Możdżeń w Sosnowcu był podstawowym graczem obok Pawłowskiego i Udoviczića. A gdzie teraz jest Sosnowiec? Dorzucę jeszcze Podbeskidzie. Tam też grał Możdżeń przed ich spadkiem do I ligi. Też był podstawowym graczem.
„Nie da się zaszczepić tego co jest w Niemczech na polski grunt. Inni ludzie inna mentalność, inna kultura inne stosunki międzyludzkie”. W zeszłym sezonie niemieckich drużyn w pucharach grało aż 6 (LE:2; LM: 4). A ile polskich?
W obecnym sezonie:
- 2 drużyny od razu wchodzą do rundy grupowej LE, a kolejna startuje w kwalifikacjach,
- 4 drużyny od razu wchodzą do rundy grupowej LM.
Razem 7 niemieckich drużyn. Przecież - jak piszesz - w Niemczech, są piłkarze w drużynie, ale oni przychodzą do pracy do klubu i tyle ich łączy. A w Polsce mamy Legię, która za chwilę odpadanie z Rangers.
R jak psychiatRyk?
*W tym dwa ze spadkowiczami, 09/10 Odra i Piastem.
"od dwóch prawie lat nie potrafią przebić się w Arce" Te prawie dwa lata Cvijanović\'a i Aankoura liczysz od lipca \'18, tak?
Pomijając czy tak jest czy nie (to inny wątek), to zdajesz sobie sprawę, że Żubrowski może być cieniem zawodnika i jednocześnie obok Cebuli być najlepszym w Koronie w tym sezonie?

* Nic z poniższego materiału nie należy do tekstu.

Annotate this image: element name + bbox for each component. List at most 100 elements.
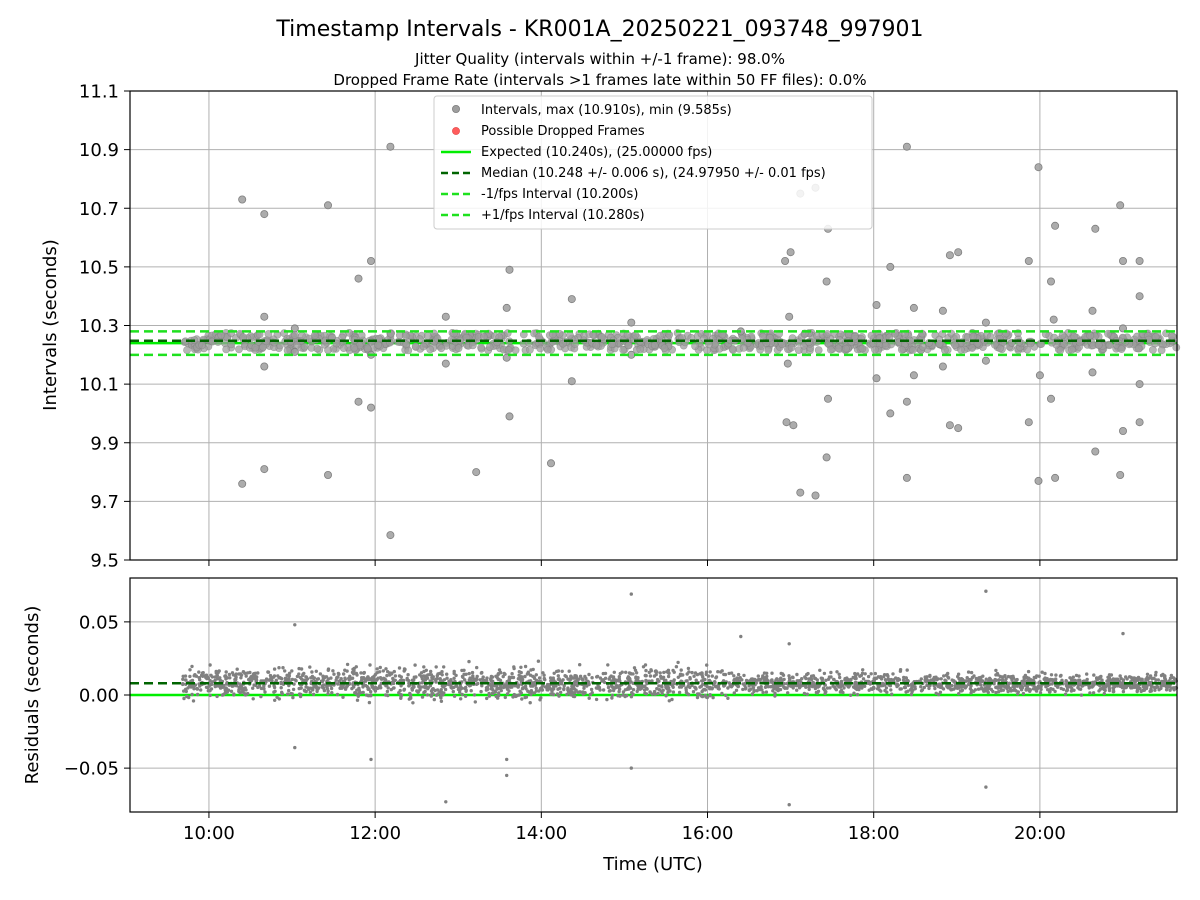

Skoro jest tak dobrze, to czemu jest tak źle? Wytłumacz proszę...
Czyli klasycznie nie potrafisz dyskutowac o faktach, tylko wolisz zmyslac bycie ofiara, po tym jak kogos atakujesz pierwszy?

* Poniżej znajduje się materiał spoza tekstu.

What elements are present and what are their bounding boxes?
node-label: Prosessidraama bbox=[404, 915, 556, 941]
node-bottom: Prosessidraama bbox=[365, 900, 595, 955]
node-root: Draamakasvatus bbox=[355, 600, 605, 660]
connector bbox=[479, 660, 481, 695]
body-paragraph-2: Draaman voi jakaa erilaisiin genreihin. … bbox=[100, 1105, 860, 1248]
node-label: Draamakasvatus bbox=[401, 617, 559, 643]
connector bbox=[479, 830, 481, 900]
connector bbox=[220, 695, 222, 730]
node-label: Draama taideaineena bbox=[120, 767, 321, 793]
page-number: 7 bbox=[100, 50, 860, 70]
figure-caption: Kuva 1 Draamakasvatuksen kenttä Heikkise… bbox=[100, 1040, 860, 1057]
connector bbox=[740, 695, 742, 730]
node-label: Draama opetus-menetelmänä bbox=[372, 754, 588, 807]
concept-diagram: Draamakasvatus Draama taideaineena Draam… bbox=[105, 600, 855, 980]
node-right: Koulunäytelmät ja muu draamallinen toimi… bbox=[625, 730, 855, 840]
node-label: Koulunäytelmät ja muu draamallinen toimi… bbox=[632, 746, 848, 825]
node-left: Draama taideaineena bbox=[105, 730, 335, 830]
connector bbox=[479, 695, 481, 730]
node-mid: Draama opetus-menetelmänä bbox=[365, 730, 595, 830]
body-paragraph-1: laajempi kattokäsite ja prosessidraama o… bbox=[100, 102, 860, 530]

Za Motyki to byla najgorsza Korona w ESA, 2 razy gorsza niz ta slabiutka z obecnego sezonu, a Ty zmyslasz jakies pierdoly o silnych stalych fragmentach.
Haha, wejdzmy w konkrety z tymi transferami zawodnikow "pod forma 3 lata temu, ktorzy zaczynali grac":
Micanski - jaja
Abalo - jaja
Palanca - pol rundy ok, potem chora glowa
Kielb, Mozdzen - ok, dobry sezon 16/17
Transfery 17/18
Soriano, Kaczarawa, Gardawski, Jukic, Kosakiewicz, Hamrol, Cvijanovic, Alomerovic - kazdy z nich z pobytem w Koronie stawal sie coraz lepszy (jedynie Jukic przez kontuzje i glowe/sprawy pozbaboiskowe - czyli z jego winy nie progresuje jak powinien byl)
Twoje zmyslone tezy sa zenujace. Ojej, bo raz kogos okiwali, to juz zawodnik jest szrotem. Wez skoncz ze swoja podworkowa mentalnoscia 11-latka, ze Adi okiwal Matiego, to jest lepszy.
Jestes najwieksza zakala tego forum i nigdy jeszcze nie zdarzylo Ci sie powiedziec slowa prawdy. Jak Ty to robisz?
Ale za Motyki bylismy tragiczni.
PS kolego powyzej, powiedz mi jak smutnym i nijakim czlowiekiem trzeba byc, zeby sie pod kogos "podszywac" w internecie :)?